Unexpectedly, a cast of primitive superstitions he believed long forgotten revealed themselves in the forefront of his imagination. He smiled nervously to himself, drew rueful breath, and shook his head. Silly. Nonetheless, there was something about the Smolensky (and the answering crack of a twig) that caused him to wonder whether the place affected Arkady in the same way. After all, here they were, in a cemetery thronged with the Petersburg dead, a cemetery that had been built on the agonized bones of all those who had perished in hauling the city up from the marsh, and a cemetery whose perimeter was this very night ringed by their living and disendowed descendents—the desperate and the diseased—here they were, and Arkady was pausing unconcernedly to piss on an unknown headstone. One thing for certain: these ornate Old Believer crosses seemed to afford purchase only to the weeds. More places to bind and swathe.

He reached the crossroads and stood waiting. He often paused here on his way into town, by the main track down which the hearses came, day after day, followed always, he had noticed, by that stubborn delegation of white-haired women, forever in black, forever wailing, as if there were not time enough left in the world to get all the mourning done. But how quickly the generations forgot: his own father’s father, Henry had hardly known, and his great-grandfather not at all, no more who he was than where he was from. In so many brief years we become strangers to our own blood.

His pocket was vibrating.

Someone was trying to call him. No: there was a text message on his phone. Grisha. He thumbed it open. In Russian: “Your sugar bitch is dead.”

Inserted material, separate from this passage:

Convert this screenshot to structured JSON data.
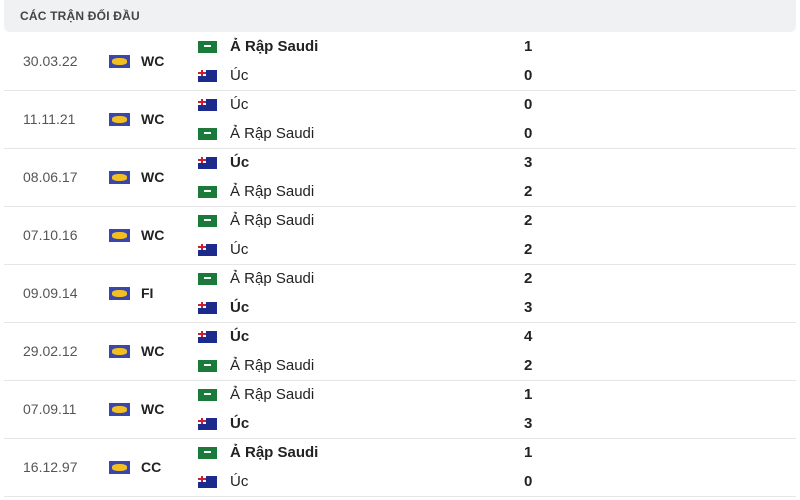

But in the time it took for him to turn and look for her son, he made the decision not to tell Arkady. Not until after the concert.

7

The Double Life

Ten-thirty in Petersburg. Seven-thirty in London. And the worst night of his life was squatting black and heavy in the shabby courtyard outside. He sat motionless in the window of Yana’s mother’s apartment, his face a picture of mute and frozen shock, staring out like some child marquis on the place where they had lately guillotined his mother. Opposite his vantage, the locksmith was closing up on the ground floor and the builders, two brothers from Belarus, worked with naked bulbs suspended from naked joists in the room above. A cat held mangy station at the bottom of the adjacent stairs, its back to the bags of sand. He continued to hold the phone in its cradle. Isabella would call back any moment and he would suddenly become animate again, everything would start over, everything would race and swerve and dart and fall. Yana’s mother was due to return from her gathering of special supplies. After their surreal trip to the hospital, Yana had gone back to the CCCP Café. But she would be home soon too. As would Yana’s brother, Arytom, carrying his endless manuscripts and proofs.

Gabriel let it ring once. His focus seemed to journey in from far away; his head lowered a moment, and abruptly he had the handset to his ear and he was back in the storm and swell of the present.